Ah there’s the rub – recognizing terrorism (or as Janet Napolitano likes to refer to it as “man caused disaster”) as being the atrocity  that it is.  I think that the problem is that Obama intellectually sympathizes with terrorists – not with the actual terrorism that they commit – but with their political goals and aspirations. Obama and his crowd feels that terrorism is mainly our fault for not practicing the social work foreign policy (appeasement, redistribution of wealth) that he believes in. The obsession with  closing down Gitmo (shared by the monstrous John McCain), the jihad that quixotic  Eric Holder has been waging  for giving terrorists the same rights as American citizens, and the constant apologizing to the Islamic world – speaks of a mindset that is weak and cowardly.  Obama  may be liked by the world but he is neither feared or respected – and he does not deserve to be.

by Jonah Goldberg

It is always dangerous to mistake your ideological preferences for shrewd political strategy, but that is precisely what President Obama and his advisors have done with the War on Terror.

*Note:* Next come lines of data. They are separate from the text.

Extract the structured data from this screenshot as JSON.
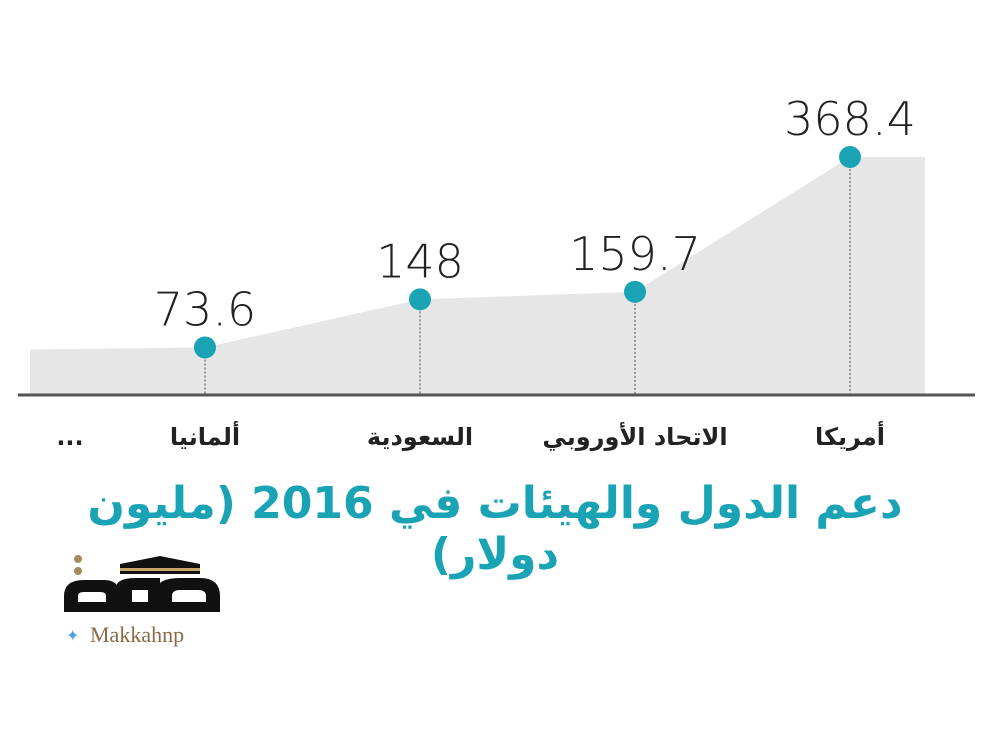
{
  "chart_data": {
    "type": "area",
    "title": "دعم الدول والهيئات في 2016 (مليون دولار)",
    "categories": [
      "...",
      "ألمانيا",
      "السعودية",
      "الاتحاد الأوروبي",
      "أمريكا"
    ],
    "values": [
      null,
      73.6,
      148,
      159.7,
      368.4
    ],
    "value_labels": [
      "",
      "73.6",
      "148",
      "159.7",
      "368.4"
    ],
    "xlabel": "",
    "ylabel": "",
    "ylim": [
      0,
      368.4
    ],
    "grid": false,
    "colors": {
      "area": "#e6e6e7",
      "marker": "#1aa3b5",
      "axis": "#555555",
      "title": "#1aa3b5"
    }
  },
  "logo": {
    "text": "مكة",
    "handle": "Makkahnp",
    "icon": "twitter-bird-icon"
  }
}
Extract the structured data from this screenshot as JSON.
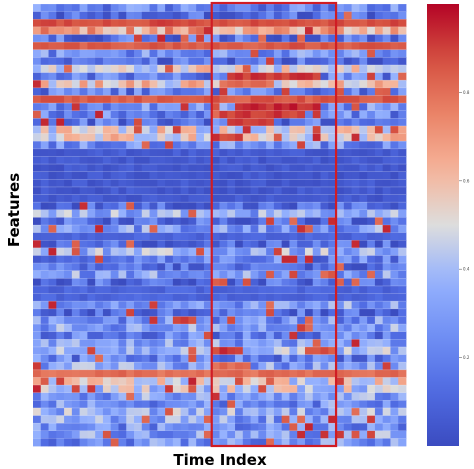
{
  "chart_data": {
    "type": "heatmap",
    "title": "",
    "xlabel": "Time Index",
    "ylabel": "Features",
    "n_rows": 58,
    "n_cols": 48,
    "value_range": [
      0,
      1
    ],
    "colormap": "coolwarm",
    "colorbar": {
      "ticks": [
        0.2,
        0.4,
        0.6,
        0.8
      ]
    },
    "highlight_window": {
      "col_start": 23,
      "col_end": 38,
      "color": "#d01c24"
    },
    "row_profiles": [
      0.22,
      0.12,
      0.88,
      0.65,
      0.15,
      0.85,
      0.25,
      0.12,
      0.5,
      0.2,
      0.55,
      0.18,
      0.85,
      0.25,
      0.22,
      0.15,
      0.5,
      0.55,
      0.25,
      0.06,
      0.05,
      0.05,
      0.05,
      0.05,
      0.05,
      0.05,
      0.12,
      0.35,
      0.12,
      0.3,
      0.1,
      0.12,
      0.35,
      0.2,
      0.12,
      0.3,
      0.12,
      0.1,
      0.1,
      0.3,
      0.12,
      0.25,
      0.3,
      0.2,
      0.3,
      0.35,
      0.2,
      0.3,
      0.8,
      0.5,
      0.45,
      0.3,
      0.25,
      0.35,
      0.3,
      0.25,
      0.3,
      0.25
    ],
    "window_bursts": [
      {
        "row": 9,
        "cols": [
          25,
          36
        ],
        "value": 0.95
      },
      {
        "row": 10,
        "cols": [
          24,
          30
        ],
        "value": 0.85
      },
      {
        "row": 13,
        "cols": [
          26,
          36
        ],
        "value": 0.98
      },
      {
        "row": 14,
        "cols": [
          24,
          34
        ],
        "value": 0.95
      },
      {
        "row": 15,
        "cols": [
          25,
          30
        ],
        "value": 0.95
      },
      {
        "row": 17,
        "cols": [
          23,
          26
        ],
        "value": 0.95
      },
      {
        "row": 45,
        "cols": [
          23,
          26
        ],
        "value": 0.95
      },
      {
        "row": 45,
        "cols": [
          35,
          38
        ],
        "value": 0.9
      },
      {
        "row": 47,
        "cols": [
          23,
          27
        ],
        "value": 0.85
      },
      {
        "row": 48,
        "cols": [
          36,
          38
        ],
        "value": 0.9
      }
    ]
  }
}
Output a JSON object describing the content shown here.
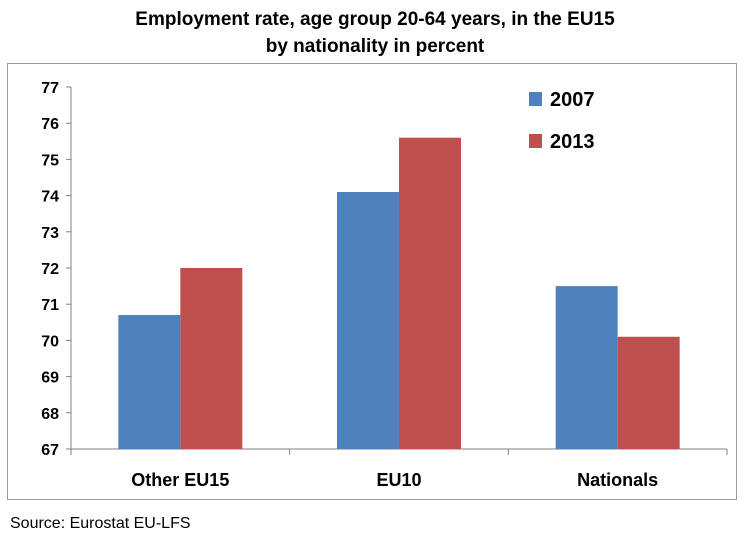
{
  "chart_data": {
    "type": "bar",
    "title_lines": [
      "Employment rate, age group 20-64 years, in the EU15",
      "by nationality in percent"
    ],
    "categories": [
      "Other EU15",
      "EU10",
      "Nationals"
    ],
    "series": [
      {
        "name": "2007",
        "color": "#4F81BD",
        "values": [
          70.7,
          74.1,
          71.5
        ]
      },
      {
        "name": "2013",
        "color": "#C0504D",
        "values": [
          72.0,
          75.6,
          70.1
        ]
      }
    ],
    "xlabel": "",
    "ylabel": "",
    "ylim": [
      67,
      77
    ],
    "yticks": [
      67,
      68,
      69,
      70,
      71,
      72,
      73,
      74,
      75,
      76,
      77
    ],
    "grid": false,
    "legend_position": "top-right"
  },
  "source": "Source: Eurostat EU-LFS"
}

On the right, the prevailing critique of the president’s approach to the War on Terror is that it is both deeply ideological and unserious. Obama remains fixated on the idea of closing Guantanamo, even if it means keeping irredeemable terrorists in U.S. prisons indefinitely. The administration initially banned the use of the term “War on Terror,” preferring the ridiculous bureaucratese “overseas contingency operations.” Homeland Security Secretary Janet Napolitano favors “man-caused disasters” to describe 9/11-style terrorism. Attorney General Eric Holder has decided to send self-professed 9/11 mastermind Khalid Sheikh Mohammed and four others to a civilian trial in New York City, allegedly without consulting anyone save his wife and brother.

After the Fort Hood shootings and again after the foiled Christmas Day attack by “suspect” Umar Farouk Abdulmutallab, the president’s initial response was to look at the incidents through the now-familiar ideological prism. These were “isolated” attacks from individual “extremists.”

Admirably, Obama was quick to correct the record about Abdulmutallab, contradicting Napolitano’s initial contention that “the system worked.” Rather, Obama admitted, there was “systemic failure.” Since then, the media have reported that Abdulmutallab’s arrest and interrogation were as flawed as the system that let him on the plane. FBI agents interviewed the jihadist for only 50 minutes, according to the Associated Press, before he was read his Miranda rights and lawyered up, and no one even bothered to consult with Obama’s national-security team.

Meanwhile, pro-Obama pundits have been rolling out a revealing argument: Terrorism happens; get over it. For instance, Time’s Peter Beinart and Newsweek’s Fareed Zakaria argue that the American response to the Christmas Day bomber was “hysteria” or “panic.” Both say that the threat from al-Qaeda is overblown and distracts us from smart policies and more important priorities.

Whatever the merits of these arguments and Obama’s responses, one thing is becoming clear: They amount to awful politics. One of Scott Brown’s biggest applause lines leading up to the special election last week was that “in dealing with terrorists, our tax dollars should pay for weapons to stop them, not lawyers to defend them.”